We recorded longer time traces for two of the conditions to better assign the background. We did not use the 211R1 data to reach any conclusions regarding asymmetry, which were based on the 525R1 and the 599R1 data. We now simply include T211R1 data to indicate the high mobility observed at loop5-6. We have added the confidence interval for the +Ca condition.
(3) It is recommended to mention the 2+1 artefact obvious at the end of the DEER data.

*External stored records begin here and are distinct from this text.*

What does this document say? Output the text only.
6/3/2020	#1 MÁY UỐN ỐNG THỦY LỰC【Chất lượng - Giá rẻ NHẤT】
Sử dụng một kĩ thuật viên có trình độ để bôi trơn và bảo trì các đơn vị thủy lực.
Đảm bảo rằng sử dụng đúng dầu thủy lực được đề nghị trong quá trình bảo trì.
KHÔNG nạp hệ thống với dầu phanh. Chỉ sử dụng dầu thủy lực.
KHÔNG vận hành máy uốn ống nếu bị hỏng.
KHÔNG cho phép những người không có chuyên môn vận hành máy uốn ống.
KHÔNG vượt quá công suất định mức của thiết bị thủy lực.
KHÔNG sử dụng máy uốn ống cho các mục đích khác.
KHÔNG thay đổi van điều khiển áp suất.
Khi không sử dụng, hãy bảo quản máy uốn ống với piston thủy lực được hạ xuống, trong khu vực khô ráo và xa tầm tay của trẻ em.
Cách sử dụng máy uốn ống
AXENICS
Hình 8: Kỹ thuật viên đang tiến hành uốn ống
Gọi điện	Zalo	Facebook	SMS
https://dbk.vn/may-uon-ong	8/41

In the methods section, we have mentioned that the “2+1” artefact present at the end of the S525R1, and T211R1 DEER data likely arises from using a 65 MHz offset, rather than an 80 MHz offset (as for the C599R1 data), which avoids significant overlap of the pump and detection pulses. We also mention in the methods section that owing to the intense “2+1” artefact, the decision was made to truncate the artefact away, to minimise the impact on data treatment. As for motivation to use the lower offset of 65 MHz, we did so to maximise the achievable signal-to-noise ratio (SNR), as particularly for the T211R1 data, the detected echo was quite weak. This was further exacerbated by the poor transverse relaxation time observed at that site.
(4) Please check the number of significant digits for all the reported values.
We have addressed the number of significant digits as requested.
(5) Please report the mean distances from DEER experiments with the standard deviation or FWHM.
We have addressed this in the revised manuscript, we report modal distances rather than the mean distances and provide the FWHM and standard deviation.